Mini Vergelijkingen

WAGNER: VOORSPEL, LIEBESTOD TRISTAN

WAGNER: VOORSPEL 1e AKTE en ‘LIEBESTOD’ UIT TRISTAN UND ISOLDE

 

Aan uitvoeringen van de complete opera Tristan und Isolde is reeds een aparte, uitgebreide Vergelijkende Discografie gewijd. Separaat, losgeweekt uit het werk zijn vaak het voorspel in Isoldes Liebestod te horen. De uitvoeringspraktijk waarbij het voorspel en de Liebestod uit Wagners Tristan und Isolde tot een doorlopend muziekstuk worden gecombineerd stuit nog wel op kritiek van musici, maar dat gebruik is wel door Wagner zelf gesanctioneerd. Het gaat dus om de muziek die gedurende de eerste en de laatste fase van de opera te horen is. In tegenstelling tot de gewoonte om de ouverture voor een opera pas te schrijven als het werk af en dus de thema’s bekend zijn, is het waarschijnlijk dat Wagner juist begon met het voorspel voordat de verschillende thema’s hun specifieke dramatische betekenis hadden gekregen.

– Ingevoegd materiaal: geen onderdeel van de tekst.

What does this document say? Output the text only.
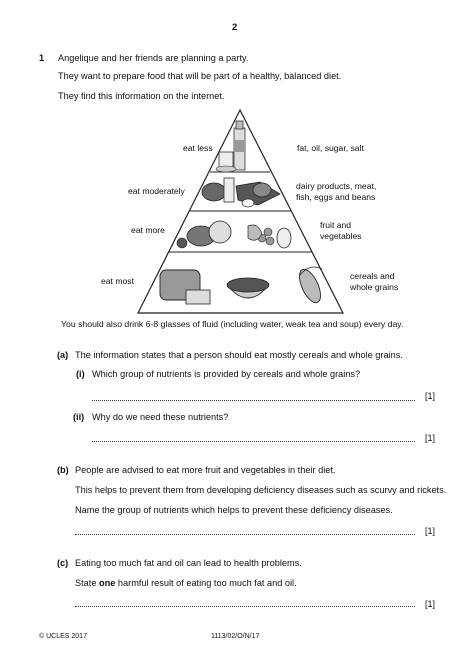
2
1 Angelique and her friends are planning a party.
They want to prepare food that will be part of a healthy, balanced diet.
They find this information on the internet.
eat less	fat, oil, sugar, salt
eat moderately	dairy products, meat,
fish, eggs and beans
eat more	fruit and
vegetables
eat most	cereals and
whole grains
You should also drink 6-8 glasses of fluid (including water, weak tea and soup) every day.
(a) The information states that a person should eat mostly cereals and whole grains.
(i) Which group of nutrients is provided by cereals and whole grains?
[1]
(ii) Why do we need these nutrients?
[1]
(b) People are advised to eat more fruit and vegetables in their diet.
This helps to prevent them from developing deficiency diseases such as scurvy and rickets.
Name the group of nutrients which helps to prevent these deficiency diseases.
[1]
(c) Eating too much fat and oil can lead to health problems.
State one harmful result of eating too much fat and oil.
[1]
© UCLES 2017	1113/02/O/N/17
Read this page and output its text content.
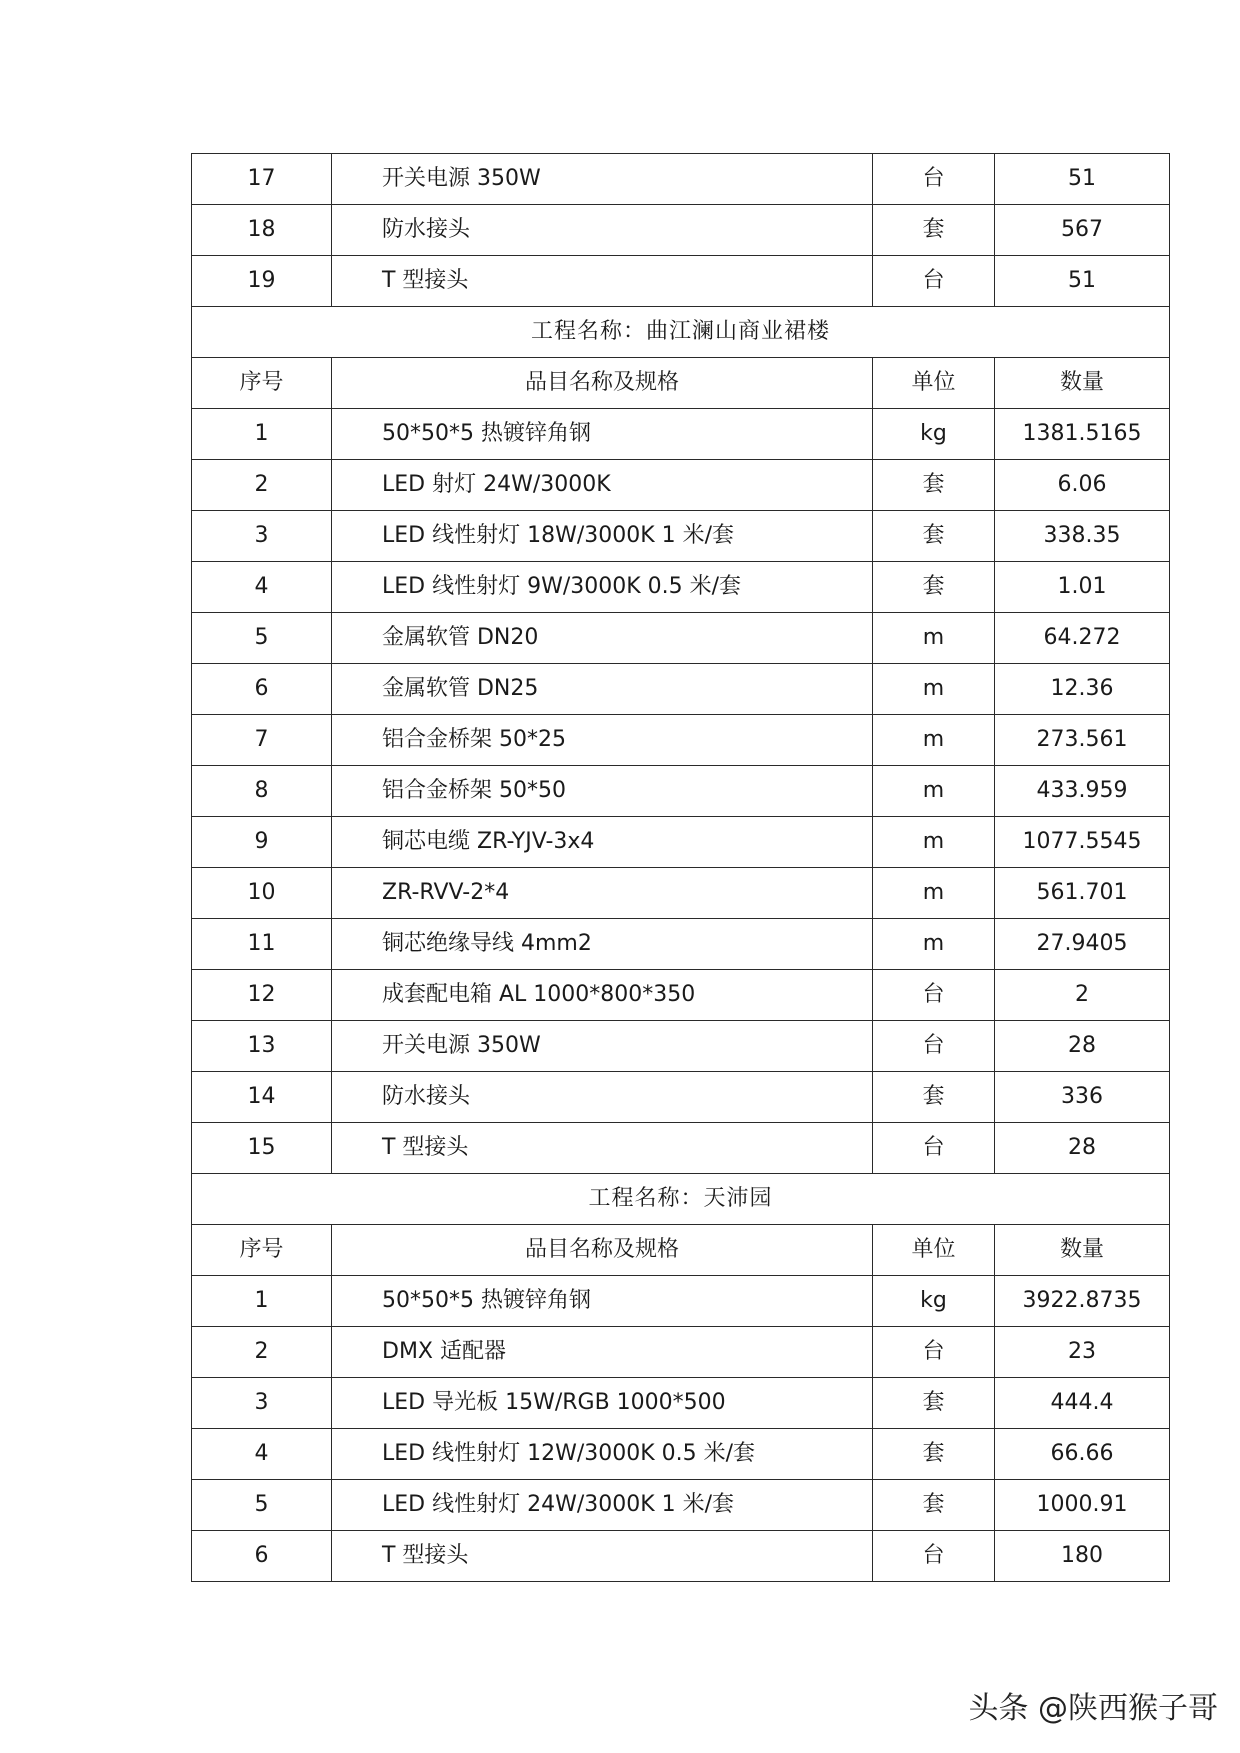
17	开关电源 350W	台	51
18	防水接头	套	567
19	T 型接头	台	51
工程名称：曲江澜山商业裙楼			
序号	品目名称及规格	单位	数量
1	50*50*5 热镀锌角钢	kg	1381.5165
2	LED 射灯 24W/3000K	套	6.06
3	LED 线性射灯 18W/3000K 1 米/套	套	338.35
4	LED 线性射灯 9W/3000K 0.5 米/套	套	1.01
5	金属软管 DN20	m	64.272
6	金属软管 DN25	m	12.36
7	铝合金桥架 50*25	m	273.561
8	铝合金桥架 50*50	m	433.959
9	铜芯电缆 ZR-YJV-3x4	m	1077.5545
10	ZR-RVV-2*4	m	561.701
11	铜芯绝缘导线 4mm2	m	27.9405
12	成套配电箱 AL 1000*800*350	台	2
13	开关电源 350W	台	28
14	防水接头	套	336
15	T 型接头	台	28
工程名称：天沛园			
序号	品目名称及规格	单位	数量
1	50*50*5 热镀锌角钢	kg	3922.8735
2	DMX 适配器	台	23
3	LED 导光板 15W/RGB 1000*500	套	444.4
4	LED 线性射灯 12W/3000K 0.5 米/套	套	66.66
5	LED 线性射灯 24W/3000K 1 米/套	套	1000.91
6	T 型接头	台	180
头条 @陕西猴子哥
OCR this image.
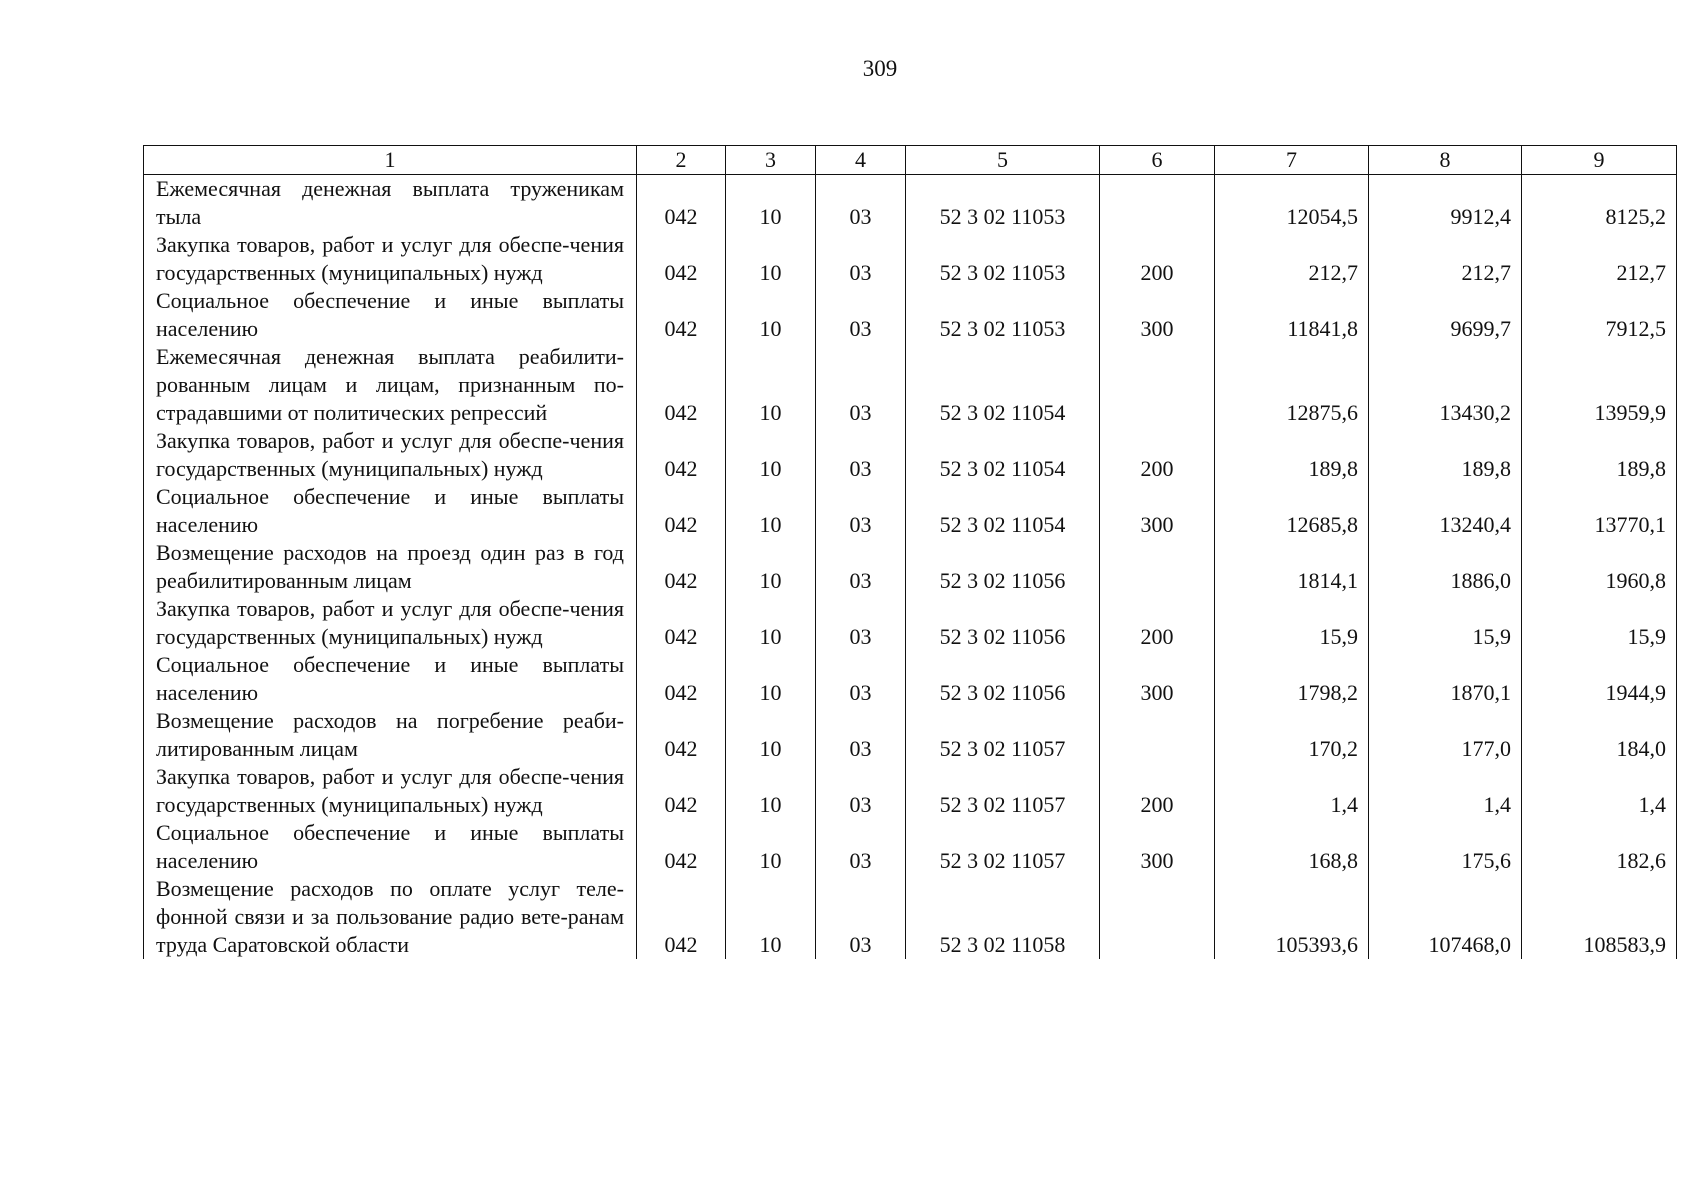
309
1	2	3	4	5	6	7	8	9

Ежемесячная денежная выплата труженикам тыла	042	10	03	52 3 02 11053		12054,5	9912,4	8125,2

Закупка товаров, работ и услуг для обеспе-чения государственных (муниципальных) нужд	042	10	03	52 3 02 11053	200	212,7	212,7	212,7

Социальное обеспечение и иные выплаты населению	042	10	03	52 3 02 11053	300	11841,8	9699,7	7912,5

Ежемесячная денежная выплата реабилити-рованным лицам и лицам, признанным по-страдавшими от политических репрессий	042	10	03	52 3 02 11054		12875,6	13430,2	13959,9

Закупка товаров, работ и услуг для обеспе-чения государственных (муниципальных) нужд	042	10	03	52 3 02 11054	200	189,8	189,8	189,8

Социальное обеспечение и иные выплаты населению	042	10	03	52 3 02 11054	300	12685,8	13240,4	13770,1

Возмещение расходов на проезд один раз в год реабилитированным лицам	042	10	03	52 3 02 11056		1814,1	1886,0	1960,8

Закупка товаров, работ и услуг для обеспе-чения государственных (муниципальных) нужд	042	10	03	52 3 02 11056	200	15,9	15,9	15,9

Социальное обеспечение и иные выплаты населению	042	10	03	52 3 02 11056	300	1798,2	1870,1	1944,9

Возмещение расходов на погребение реаби-литированным лицам	042	10	03	52 3 02 11057		170,2	177,0	184,0

Закупка товаров, работ и услуг для обеспе-чения государственных (муниципальных) нужд	042	10	03	52 3 02 11057	200	1,4	1,4	1,4

Социальное обеспечение и иные выплаты населению	042	10	03	52 3 02 11057	300	168,8	175,6	182,6

Возмещение расходов по оплате услуг теле-фонной связи и за пользование радио вете-ранам труда Саратовской области	042	10	03	52 3 02 11058		105393,6	107468,0	108583,9
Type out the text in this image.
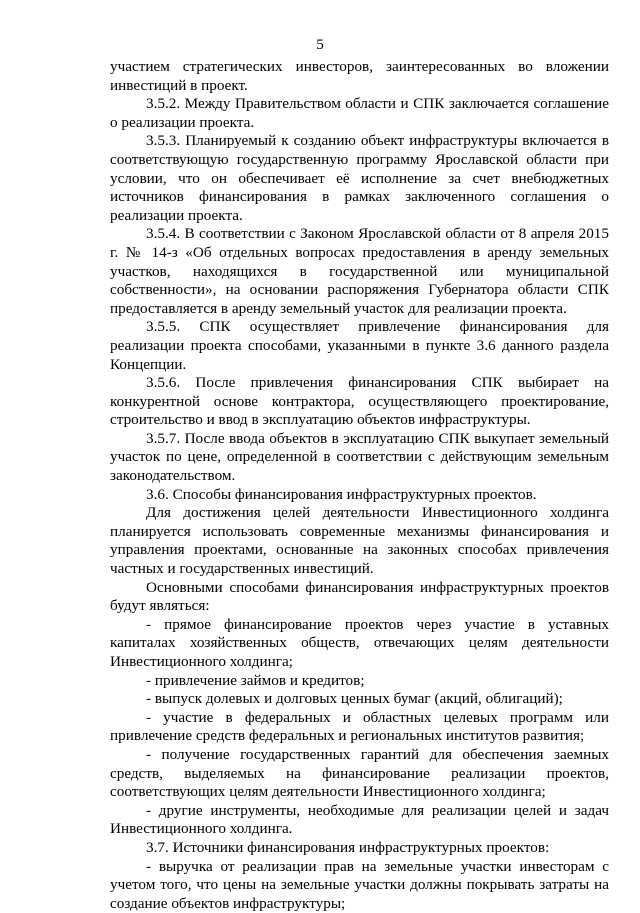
5

участием стратегических инвесторов, заинтересованных во вложении инвестиций в проект.

3.5.2. Между Правительством области и СПК заключается соглашение о реализации проекта.

3.5.3. Планируемый к созданию объект инфраструктуры включается в соответствующую государственную программу Ярославской области при условии, что он обеспечивает её исполнение за счет внебюджетных источников финансирования в рамках заключенного соглашения о реализации проекта.

3.5.4. В соответствии с Законом Ярославской области от 8 апреля 2015 г. № 14-з «Об отдельных вопросах предоставления в аренду земельных участков, находящихся в государственной или муниципальной собственности», на основании распоряжения Губернатора области СПК предоставляется в аренду земельный участок для реализации проекта.

3.5.5. СПК осуществляет привлечение финансирования для реализации проекта способами, указанными в пункте 3.6 данного раздела Концепции.

3.5.6. После привлечения финансирования СПК выбирает на конкурентной основе контрактора, осуществляющего проектирование, строительство и ввод в эксплуатацию объектов инфраструктуры.

3.5.7. После ввода объектов в эксплуатацию СПК выкупает земельный участок по цене, определенной в соответствии с действующим земельным законодательством.

3.6. Способы финансирования инфраструктурных проектов.

Для достижения целей деятельности Инвестиционного холдинга планируется использовать современные механизмы финансирования и управления проектами, основанные на законных способах привлечения частных и государственных инвестиций.

Основными способами финансирования инфраструктурных проектов будут являться:

- прямое финансирование проектов через участие в уставных капиталах хозяйственных обществ, отвечающих целям деятельности Инвестиционного холдинга;

- привлечение займов и кредитов;

- выпуск долевых и долговых ценных бумаг (акций, облигаций);

- участие в федеральных и областных целевых программ или привлечение средств федеральных и региональных институтов развития;

- получение государственных гарантий для обеспечения заемных средств, выделяемых на финансирование реализации проектов, соответствующих целям деятельности Инвестиционного холдинга;

- другие инструменты, необходимые для реализации целей и задач Инвестиционного холдинга.

3.7. Источники финансирования инфраструктурных проектов:

- выручка от реализации прав на земельные участки инвесторам с учетом того, что цены на земельные участки должны покрывать затраты на создание объектов инфраструктуры;
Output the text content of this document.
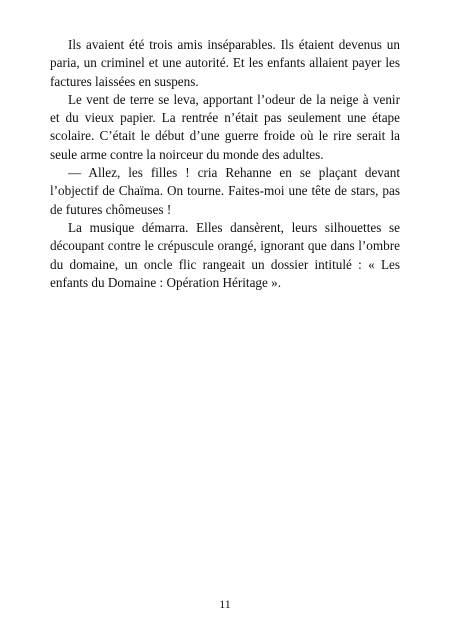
Ils avaient été trois amis inséparables. Ils étaient devenus un paria, un criminel et une autorité. Et les enfants allaient payer les factures laissées en suspens.

Le vent de terre se leva, apportant l’odeur de la neige à venir et du vieux papier. La rentrée n’était pas seulement une étape scolaire. C’était le début d’une guerre froide où le rire serait la seule arme contre la noirceur du monde des adultes.

— Allez, les filles ! cria Rehanne en se plaçant devant l’objectif de Chaïma. On tourne. Faites-moi une tête de stars, pas de futures chômeuses !

La musique démarra. Elles dansèrent, leurs silhouettes se découpant contre le crépuscule orangé, ignorant que dans l’ombre du domaine, un oncle flic rangeait un dossier intitulé : « Les enfants du Domaine : Opération Héritage ».

11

Maar omdat in dat voorspel de ontwikkeling van één enkele emotie aan de orde is en het niet om een relaas zoals bijvoorbeeld in het geval van ‘Siegfrieds Rheinfahrt’ uit de Ring des Nibelungen gaat, is een benoeming van de de verschillende thema’s van geen betekenis. Ook zonder de inbreng van de menselijke stem is de Liebestod een op zichzelf staand symfonisch fragment.

Om van deze twee muziekbrokken los van een complete opname te genieten is het dankzij de handige trackindeling op cd’s om te beginnen natuurlijk mogelijk de bewuste fragmenten te selecteren uit zo’n volledige opname, bij voorkeur uit de sfeervolle, intense lezing van Böhm uit Bayreuth (1966), (DG 449.772-2) of de Berlijnse studio-opname van Karajan (EMI 769.319-2).

Maar als het uitsluitend om dit tweetal momenten gaat, ligt het meer voor de hand om een verzamel cd met voornamelijk orkestrale Wagnerfragmenten te kiezen. Bij Karajan stroomt de adrenaline het hevigst in de ‘live’ opname van het Salzburg Festival 1987 (DG 423.613-2) waarin hij met het Weens filharmonisch orkest en Jessye Norman voor een cumulatief sensueel en gepassioneerd effect zorgt met prachtig opgebouwde climaxen. Wie het zonder invulling van de vocale partij liever is, kan mooi terecht bij die andere, eerdere Berlijnse opname uit 1984 (DG 413.754-2). Minstens zo opwindend, maar wat minder zinnelijk en klankschoon is ook het Chicago symfonie orkest onder Solti (Decca 411.951-2).